During his short life Kudaibergen Zhubanov managed to study Persian, Arabic, Turkish, Mongolian, Georgian, Chuvash, Komi, Russian and, of course, almost all Turkic languages. As for European languages, he studied English, French, and German, and he spoke the latter quite well. In the last years of his life, he became interested in the Japanese language, into which were translated many Chinese sources, which concealed a key to science; he dreamed of learning the Chinese language. However, not all his plans were destined to come true.
On November 19, 1937, he was arrested by the NKVD, declared an enemy of the people, and was shot on February 25, 1938 by decision of the “Field troika”.
On October 3, 1957 he was posthumously rehabilitated for the lack of crime.
Nazir Torekulov (1892-1937).
Outstanding political and public figure, linguist and diplomat, the first Ambassador of the Soviet Union in Saudi Arabia.
He graduated from the Kokand Commercial School, in 1914-1916 he studied at the Economics Department of the Moscow Commercial Institute.
In 1922-1926 N.Torekulov worked in Moscow, headed the Central Publishing House of the peoples of the USSR, was engaged in scientific and pedagogical work. He gave lectures at the Communist University of the working people of the East. In 1928, when he was only 36 years old, he was appointed Soviet representative to the Kingdom of Saudi Arabia. In the diplomatic practice of those years, it was rare for such a responsible position to be assigned at such an age.
In 1937 he was repressed and shot.
On January 28, 1958, he was rehabilitated.

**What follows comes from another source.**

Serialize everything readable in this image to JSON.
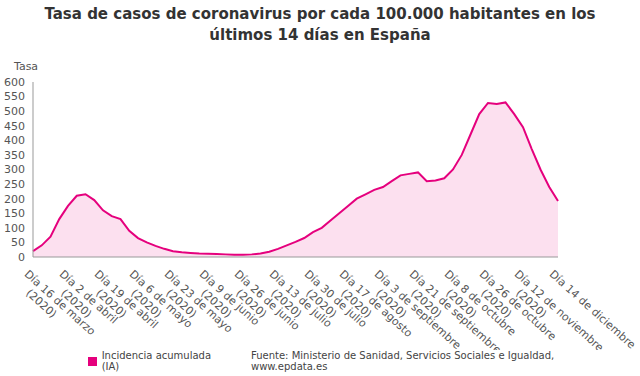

Temirbek Zhurgenov (1898-1939)
State and public figure.
He graduated from Russian-Kazakh elementary school and Russian-Kazakh school in Perovsk. In 1917 he entered the Land Surveyor School in Ufa, but the Civil War interrupted his studies.
From 1920 to 1921, he served as Deputy Chairman of the Irgiz District Executive Committee. After graduating from the department of journalism in Orenburg, he was sent to the Central Asian State University in 1927. In those years there was a shortage of specialists and organizers of national economy, that is why students of higher educational institutions and technical schools were often involved in practical work. In 1924-1926 the student T. Zhurgenov was charged with the duty of the authorized representative of the KASSR in the Republic of Turkestan. He actively participated in the preparation of the national-state division of Central Asia and Kazakhstan. In his last year of the university T. Zhurgenov was appointed the rector of the Tashkent Kazakh Pedagogical Institute (1926-1929). He was elected to the Central Executive Committee of Kazakhstan and Turkestan. T. Zhurgenov after graduation from the university was left as a researcher on state law. But in 1929 he was appointed Commissar of Finance of the Tajik SSR, and in 1930-1933 he was appointed Commissar of Education of the Uzbek SSR.
In 1933 T. Zhurgenov was appointed Commissar of Education of the Kazakh ASSR.
On August 3, 1937, he was sentenced to death by shooting on false charges.
He was rehabilitated on April 18, 1957.